How to talk to kids to keep communication and conversation flowing:
- Provide no-pressure conversation opportunities. The quickest way to get kids to shut down and, as a result, shut you out of their lives is to continuously quiz them about things. A more effective approach is to sit back and patiently wait for them to open up in a low-stress family setting, and then be prepared to listen.
- Don't judge or criticize. Parents can sometimes issue such harsh and even close-minded decrees that kids at a young age decide it is best not to talk about something rather than have to sit through your diatribes. If you really want to know what's on your child's mind, then avoid passing judgment and focus instead on why something seems important to your child.
- Ask a child what they think instead of telling them what you think. You want to raise a creative and independent thinker. Right? So stop telling your child what he ought to feel or think. You can gently encourage additional conversation by simply asking why he feels the way he does or what would he do in a certain situation. But be careful not to overdo it when talking with your child.
- Avoid interrogating your child. You may think you're just asking questions out of curiosity when communicating with your child, but a child who is hit with an endless stream of questions about what they did, who acted like what, did everyone get along, did you go to the bathroom, etc., is enough to make anyone shut down! Practice patience and let your kids open up on their terms.
- Be a fly on the wall. Have you ever noticed how your kids think you are invisible when you're driving them somewhere in the car or just hanging out? Sometimes, you can learn more about what your kids think or feel when they are telling their friends about something. Resist the temptation to do anything but listen, and then ask them about things later in a nonchalant fashion.
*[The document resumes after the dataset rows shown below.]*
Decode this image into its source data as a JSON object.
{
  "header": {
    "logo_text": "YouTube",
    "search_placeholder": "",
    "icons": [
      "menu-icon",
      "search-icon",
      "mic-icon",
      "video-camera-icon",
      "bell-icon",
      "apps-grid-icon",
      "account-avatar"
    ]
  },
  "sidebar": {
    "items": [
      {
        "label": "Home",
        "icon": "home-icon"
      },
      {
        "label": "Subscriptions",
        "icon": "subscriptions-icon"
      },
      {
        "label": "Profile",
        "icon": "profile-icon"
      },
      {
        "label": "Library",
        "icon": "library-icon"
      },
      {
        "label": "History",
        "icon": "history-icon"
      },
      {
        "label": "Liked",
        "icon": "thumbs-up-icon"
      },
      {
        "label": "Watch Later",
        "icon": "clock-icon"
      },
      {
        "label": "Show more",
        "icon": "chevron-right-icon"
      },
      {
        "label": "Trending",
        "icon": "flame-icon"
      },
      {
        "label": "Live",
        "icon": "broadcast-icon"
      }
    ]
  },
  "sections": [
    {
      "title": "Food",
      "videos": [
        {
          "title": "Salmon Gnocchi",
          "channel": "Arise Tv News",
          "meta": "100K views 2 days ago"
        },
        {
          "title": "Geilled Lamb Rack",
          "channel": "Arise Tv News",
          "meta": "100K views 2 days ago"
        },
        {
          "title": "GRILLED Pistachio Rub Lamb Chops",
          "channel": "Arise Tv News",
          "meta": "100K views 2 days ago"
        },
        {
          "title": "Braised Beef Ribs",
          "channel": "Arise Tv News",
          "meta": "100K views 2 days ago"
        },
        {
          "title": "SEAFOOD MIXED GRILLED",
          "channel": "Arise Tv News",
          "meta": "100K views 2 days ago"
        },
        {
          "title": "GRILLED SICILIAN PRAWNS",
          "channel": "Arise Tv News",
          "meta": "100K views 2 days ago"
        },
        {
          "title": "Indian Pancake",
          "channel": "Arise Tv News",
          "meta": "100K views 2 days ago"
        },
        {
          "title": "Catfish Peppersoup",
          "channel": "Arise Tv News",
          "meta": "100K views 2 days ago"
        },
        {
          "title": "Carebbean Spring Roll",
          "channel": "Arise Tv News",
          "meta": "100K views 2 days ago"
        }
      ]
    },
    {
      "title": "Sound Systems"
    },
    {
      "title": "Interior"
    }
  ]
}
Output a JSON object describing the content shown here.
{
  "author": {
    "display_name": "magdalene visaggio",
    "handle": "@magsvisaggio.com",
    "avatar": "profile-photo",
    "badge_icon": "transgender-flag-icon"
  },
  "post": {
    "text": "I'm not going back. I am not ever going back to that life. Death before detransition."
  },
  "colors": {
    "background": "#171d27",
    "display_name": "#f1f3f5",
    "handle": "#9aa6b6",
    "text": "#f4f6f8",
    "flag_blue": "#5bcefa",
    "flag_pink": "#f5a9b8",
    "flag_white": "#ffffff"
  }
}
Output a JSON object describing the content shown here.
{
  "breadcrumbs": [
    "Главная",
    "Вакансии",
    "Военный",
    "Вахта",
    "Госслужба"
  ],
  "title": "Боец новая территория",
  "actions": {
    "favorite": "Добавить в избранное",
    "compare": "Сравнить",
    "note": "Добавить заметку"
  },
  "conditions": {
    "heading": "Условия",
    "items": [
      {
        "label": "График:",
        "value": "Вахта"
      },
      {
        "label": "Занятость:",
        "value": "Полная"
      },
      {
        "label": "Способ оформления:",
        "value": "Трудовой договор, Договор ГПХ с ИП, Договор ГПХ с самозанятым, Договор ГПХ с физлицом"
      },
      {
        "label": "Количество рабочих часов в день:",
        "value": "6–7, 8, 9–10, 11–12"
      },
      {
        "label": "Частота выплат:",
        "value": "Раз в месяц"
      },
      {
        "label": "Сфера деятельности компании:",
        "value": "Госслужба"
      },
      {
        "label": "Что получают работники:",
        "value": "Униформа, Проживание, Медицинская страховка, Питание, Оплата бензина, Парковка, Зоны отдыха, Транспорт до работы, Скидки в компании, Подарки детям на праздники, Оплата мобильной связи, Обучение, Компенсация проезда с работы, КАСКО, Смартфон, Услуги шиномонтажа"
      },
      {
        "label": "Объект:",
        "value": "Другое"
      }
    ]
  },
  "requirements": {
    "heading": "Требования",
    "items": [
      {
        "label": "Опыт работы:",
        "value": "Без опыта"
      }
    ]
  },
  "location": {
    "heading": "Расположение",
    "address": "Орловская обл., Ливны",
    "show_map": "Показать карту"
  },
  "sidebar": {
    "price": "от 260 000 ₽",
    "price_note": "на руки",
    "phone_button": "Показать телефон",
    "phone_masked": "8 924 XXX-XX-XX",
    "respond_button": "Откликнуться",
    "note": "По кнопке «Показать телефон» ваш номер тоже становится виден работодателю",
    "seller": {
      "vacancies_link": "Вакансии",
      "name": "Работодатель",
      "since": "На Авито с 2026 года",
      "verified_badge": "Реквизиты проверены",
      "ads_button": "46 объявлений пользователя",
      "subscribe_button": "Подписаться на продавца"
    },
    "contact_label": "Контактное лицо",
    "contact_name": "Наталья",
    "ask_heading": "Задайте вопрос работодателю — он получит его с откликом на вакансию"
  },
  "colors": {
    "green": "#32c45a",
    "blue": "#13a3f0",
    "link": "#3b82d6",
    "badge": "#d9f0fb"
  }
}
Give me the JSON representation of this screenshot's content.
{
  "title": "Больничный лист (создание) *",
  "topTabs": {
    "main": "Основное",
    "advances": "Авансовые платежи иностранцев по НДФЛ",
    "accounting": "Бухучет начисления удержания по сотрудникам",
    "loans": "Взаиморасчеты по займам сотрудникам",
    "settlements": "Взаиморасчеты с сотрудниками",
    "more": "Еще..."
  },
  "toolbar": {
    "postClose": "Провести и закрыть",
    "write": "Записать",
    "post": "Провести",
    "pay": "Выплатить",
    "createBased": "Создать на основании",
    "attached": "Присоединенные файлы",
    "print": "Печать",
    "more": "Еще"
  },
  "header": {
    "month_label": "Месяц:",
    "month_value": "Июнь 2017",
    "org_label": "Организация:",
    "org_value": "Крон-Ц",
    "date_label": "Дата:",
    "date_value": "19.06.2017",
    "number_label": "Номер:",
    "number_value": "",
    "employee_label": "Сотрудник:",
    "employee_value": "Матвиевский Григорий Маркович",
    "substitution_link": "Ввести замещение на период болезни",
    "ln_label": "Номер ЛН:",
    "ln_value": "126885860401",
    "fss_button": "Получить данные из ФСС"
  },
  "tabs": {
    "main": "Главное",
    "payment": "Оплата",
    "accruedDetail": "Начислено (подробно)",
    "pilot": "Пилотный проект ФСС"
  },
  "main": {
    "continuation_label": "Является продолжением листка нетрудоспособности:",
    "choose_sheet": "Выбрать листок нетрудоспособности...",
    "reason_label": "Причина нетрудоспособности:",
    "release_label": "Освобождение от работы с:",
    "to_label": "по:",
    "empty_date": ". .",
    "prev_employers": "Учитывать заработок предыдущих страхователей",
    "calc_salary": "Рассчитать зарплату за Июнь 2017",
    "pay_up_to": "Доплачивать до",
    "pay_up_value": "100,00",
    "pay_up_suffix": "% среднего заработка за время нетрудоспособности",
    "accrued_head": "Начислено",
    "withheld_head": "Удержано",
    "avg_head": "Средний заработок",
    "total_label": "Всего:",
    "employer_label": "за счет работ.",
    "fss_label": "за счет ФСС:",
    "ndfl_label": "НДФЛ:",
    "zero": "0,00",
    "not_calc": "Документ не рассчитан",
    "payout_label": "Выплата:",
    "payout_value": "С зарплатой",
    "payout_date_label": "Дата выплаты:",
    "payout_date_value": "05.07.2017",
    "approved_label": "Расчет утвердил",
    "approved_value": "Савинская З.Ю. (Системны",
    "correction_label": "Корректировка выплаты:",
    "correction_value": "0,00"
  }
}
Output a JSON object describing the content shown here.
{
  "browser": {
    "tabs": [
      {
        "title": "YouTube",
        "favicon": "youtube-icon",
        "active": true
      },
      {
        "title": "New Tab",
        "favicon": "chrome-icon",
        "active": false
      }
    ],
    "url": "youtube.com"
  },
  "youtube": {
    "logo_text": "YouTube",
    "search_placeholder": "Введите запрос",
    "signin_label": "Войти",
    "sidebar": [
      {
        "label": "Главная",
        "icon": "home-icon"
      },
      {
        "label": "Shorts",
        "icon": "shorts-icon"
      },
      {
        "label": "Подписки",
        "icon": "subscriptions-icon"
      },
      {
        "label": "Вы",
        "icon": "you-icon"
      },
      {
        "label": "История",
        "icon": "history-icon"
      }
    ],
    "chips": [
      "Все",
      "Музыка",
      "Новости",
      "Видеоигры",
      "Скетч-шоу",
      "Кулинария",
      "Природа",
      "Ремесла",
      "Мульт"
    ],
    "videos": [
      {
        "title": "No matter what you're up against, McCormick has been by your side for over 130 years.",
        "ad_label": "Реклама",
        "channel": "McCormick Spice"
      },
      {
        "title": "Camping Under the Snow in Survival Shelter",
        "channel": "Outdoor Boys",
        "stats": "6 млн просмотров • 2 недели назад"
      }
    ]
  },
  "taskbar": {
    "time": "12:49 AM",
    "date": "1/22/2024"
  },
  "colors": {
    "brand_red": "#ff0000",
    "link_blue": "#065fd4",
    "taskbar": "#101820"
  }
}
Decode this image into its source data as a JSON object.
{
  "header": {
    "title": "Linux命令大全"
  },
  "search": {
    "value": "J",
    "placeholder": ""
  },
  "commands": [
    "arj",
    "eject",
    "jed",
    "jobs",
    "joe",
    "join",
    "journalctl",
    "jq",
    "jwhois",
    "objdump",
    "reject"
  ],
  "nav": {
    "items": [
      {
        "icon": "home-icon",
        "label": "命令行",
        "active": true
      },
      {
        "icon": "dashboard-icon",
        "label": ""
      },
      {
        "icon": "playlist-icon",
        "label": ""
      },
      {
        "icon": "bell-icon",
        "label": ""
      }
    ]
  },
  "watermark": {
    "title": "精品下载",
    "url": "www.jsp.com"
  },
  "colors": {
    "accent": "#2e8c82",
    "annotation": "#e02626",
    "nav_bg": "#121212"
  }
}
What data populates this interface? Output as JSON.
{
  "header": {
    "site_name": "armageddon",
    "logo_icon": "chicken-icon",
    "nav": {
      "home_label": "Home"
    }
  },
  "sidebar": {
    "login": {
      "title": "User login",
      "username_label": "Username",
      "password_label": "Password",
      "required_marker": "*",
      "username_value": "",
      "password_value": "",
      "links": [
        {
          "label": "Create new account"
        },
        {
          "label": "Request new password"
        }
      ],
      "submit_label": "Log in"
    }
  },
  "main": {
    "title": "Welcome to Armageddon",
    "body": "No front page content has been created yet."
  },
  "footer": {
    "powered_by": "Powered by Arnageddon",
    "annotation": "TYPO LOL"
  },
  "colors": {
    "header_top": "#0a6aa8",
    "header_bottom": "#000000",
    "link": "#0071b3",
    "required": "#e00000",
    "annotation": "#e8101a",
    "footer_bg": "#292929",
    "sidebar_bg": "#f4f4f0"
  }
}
- Tell stories about yourself growing up. Kids can relate to you and other adults when you tell stories about your own childhood experiences when you were their age. Talking to kids by telling them about things like something embarrassing that happened or the first crush you had helps them to connect with you and understand that you might actually know what they are going through!
- Share quality family time. Find ways to connect with your kids through communications in activities that are mutually fun for you both. Whether it is taking the dog for a nightly walk after dinner, swimming in the backyard pool, playing a game of hoops, or watching a favorite show together, planning low-stress activities and family fun together help set the stage for great conversation.